The combined organization creates high-return synergies including access to new markets, product offerings, distribution channels, and talent. In the Americas, the combined company will have the capacity to expand from the U.S. to Canada, and from Mexico to Colombia, where Paystand’s and Yaydoo’s products can be distributed through existing channels and integration partners. Currently, the companies have already integrated globally with Oracle NetSuite, Sage Intacct, Xero, and with CONTPAQi in Mexico, enabling access to the largest and most sophisticated mid-market opportunity on the continent.
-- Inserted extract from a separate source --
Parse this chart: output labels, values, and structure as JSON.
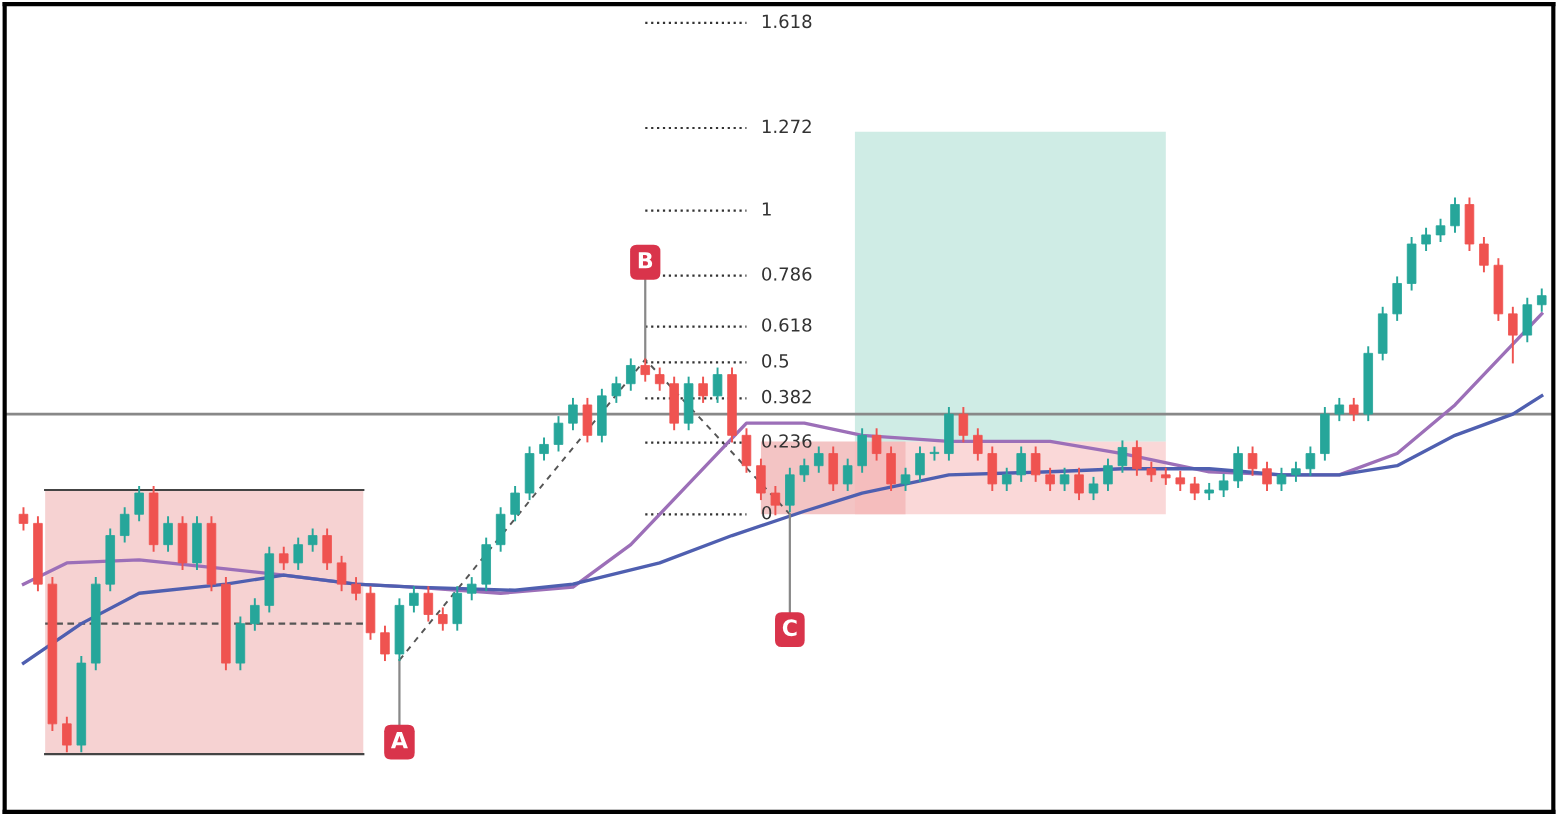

“This is a watershed moment for both companies, the B2B payments ecosystem as a whole, and for the blossoming Latin America tech ecosystem in particular,” said Roman Leal, Managing Partner of LEAP Global Partners. “Equally exciting for small and medium enterprises (‘SMEs’) across the Americas, PayStand now represents the largest enterprise application leveraging blockchain technology to reduce the cost of digital payments and accelerate the time to cash. We believe this value proposition will resonate even more in this increasingly uncertain economic environment.”
There is a significant market opportunity in front of Paystand and Yaydoo. With its scale the combined company could be on a path to an Initial Public Offering (“IPO”) in the next two years, re-opening IPO capital access to the tech sector that is struggling in a recession-prone environment.